Veena Das's most recent book is Life and Words: Violence and the Descent into the Ordinary (California University Press, 2006). As the title implies, Das sees violence not as an interruption of ordinary life but as something that is implicated in the ordinary. The philosopher Stanley Cavell has written a memorable foreword to the book in which he says that one way of reading it is as a companion to Wittgenstein's Philosophical Investigations. One of the chapters in the book deals with the state of abducted women in the post-independence time period and has been the interest of various legal historians. Life and Words is heavily influenced by Wittgenstein and Stanley Cavell, but it also deals with particular moments in history such as the Partition of India and the assassination of Indira Gandhi in 1984.
The book 'narrates the lives of particular persons and communities who were deeply embedded in these events, and it describes the way that the event attaches itself with its tentacles into everyday life and folds itself into the recesses of the ordinary.'
Since the eighties she became engrossed in the study of violence and social suffering. Her edited book, Mirrors of Violence: Communities, Riots and Survivors in South Asia published by Oxford University Press in 1990 was one of the first to bring issues of violence within anthropology of South Asia. A trilogy on these subjects that she edited with Arthur Kleinman and others in the late nineties and early twenties gave a new direction to these fields. The volumes are titled Social Suffering; Violence and Subjectivity; and Remaking a World.

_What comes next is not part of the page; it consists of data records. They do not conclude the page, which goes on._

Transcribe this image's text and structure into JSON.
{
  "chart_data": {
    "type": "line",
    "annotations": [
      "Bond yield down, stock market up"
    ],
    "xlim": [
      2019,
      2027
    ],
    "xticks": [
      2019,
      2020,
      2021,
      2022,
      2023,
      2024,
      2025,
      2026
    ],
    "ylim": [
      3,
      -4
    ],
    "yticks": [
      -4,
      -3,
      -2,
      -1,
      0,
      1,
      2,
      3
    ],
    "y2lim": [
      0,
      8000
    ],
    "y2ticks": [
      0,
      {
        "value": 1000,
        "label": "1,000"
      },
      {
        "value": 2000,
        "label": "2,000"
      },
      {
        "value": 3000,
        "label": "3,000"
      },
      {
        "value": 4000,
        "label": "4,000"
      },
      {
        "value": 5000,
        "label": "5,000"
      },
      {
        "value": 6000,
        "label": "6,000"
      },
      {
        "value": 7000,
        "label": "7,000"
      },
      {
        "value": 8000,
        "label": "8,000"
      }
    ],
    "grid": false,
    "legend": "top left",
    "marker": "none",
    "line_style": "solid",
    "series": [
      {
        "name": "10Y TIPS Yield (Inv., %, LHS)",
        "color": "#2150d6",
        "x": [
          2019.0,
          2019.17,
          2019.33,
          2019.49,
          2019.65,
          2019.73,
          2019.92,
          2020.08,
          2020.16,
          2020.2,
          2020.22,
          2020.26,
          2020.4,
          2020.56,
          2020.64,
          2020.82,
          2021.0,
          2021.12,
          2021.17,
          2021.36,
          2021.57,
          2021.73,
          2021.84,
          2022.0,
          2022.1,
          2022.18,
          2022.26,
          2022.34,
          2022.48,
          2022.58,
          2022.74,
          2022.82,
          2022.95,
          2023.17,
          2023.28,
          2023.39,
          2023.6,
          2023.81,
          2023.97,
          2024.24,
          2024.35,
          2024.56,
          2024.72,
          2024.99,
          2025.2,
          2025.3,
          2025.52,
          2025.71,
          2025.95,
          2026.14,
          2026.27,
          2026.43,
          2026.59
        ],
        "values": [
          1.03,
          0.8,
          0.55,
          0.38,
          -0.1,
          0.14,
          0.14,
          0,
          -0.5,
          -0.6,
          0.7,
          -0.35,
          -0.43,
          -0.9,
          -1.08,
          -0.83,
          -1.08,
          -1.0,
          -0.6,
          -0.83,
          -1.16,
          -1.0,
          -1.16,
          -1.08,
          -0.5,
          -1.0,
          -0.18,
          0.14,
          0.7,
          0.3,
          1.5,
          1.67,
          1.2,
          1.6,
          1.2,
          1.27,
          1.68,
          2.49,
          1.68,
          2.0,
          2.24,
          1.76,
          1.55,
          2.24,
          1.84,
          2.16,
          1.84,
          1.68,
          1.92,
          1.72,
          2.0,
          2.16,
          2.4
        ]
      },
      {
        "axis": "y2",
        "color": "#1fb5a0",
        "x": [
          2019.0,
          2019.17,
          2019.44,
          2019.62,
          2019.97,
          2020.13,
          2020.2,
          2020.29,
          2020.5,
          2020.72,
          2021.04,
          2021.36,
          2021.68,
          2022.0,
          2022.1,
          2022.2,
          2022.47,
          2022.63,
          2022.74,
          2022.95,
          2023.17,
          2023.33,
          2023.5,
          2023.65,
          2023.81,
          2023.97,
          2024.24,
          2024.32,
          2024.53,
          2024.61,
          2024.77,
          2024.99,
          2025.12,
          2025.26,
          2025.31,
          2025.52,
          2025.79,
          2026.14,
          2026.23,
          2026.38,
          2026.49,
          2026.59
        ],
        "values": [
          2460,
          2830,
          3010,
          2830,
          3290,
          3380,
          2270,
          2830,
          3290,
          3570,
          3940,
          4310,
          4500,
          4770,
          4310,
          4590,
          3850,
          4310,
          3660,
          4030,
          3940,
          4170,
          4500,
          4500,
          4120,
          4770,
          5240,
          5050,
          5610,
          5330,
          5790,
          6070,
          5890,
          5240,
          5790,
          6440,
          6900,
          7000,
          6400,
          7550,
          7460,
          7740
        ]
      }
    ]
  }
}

She received the Anders Retzius Gold Medal from the Swedish Society for Anthropology and Geography in 1995,[7] and an honorary doctorate from the University of Chicago in 2000.[8] She is a foreign honorary member of the American Academy of Arts and Sciences[9] and a fellow of the Third World Academy of Sciences. In 2007, Das delivered the Lewis Henry Morgan Lecture at the University of Rochester,[citation needed] considered by many to be the most important annual lecture series in the field of Anthropology.[10] Prof. Das was elected as Fellow to the British Academy in 2019.[11]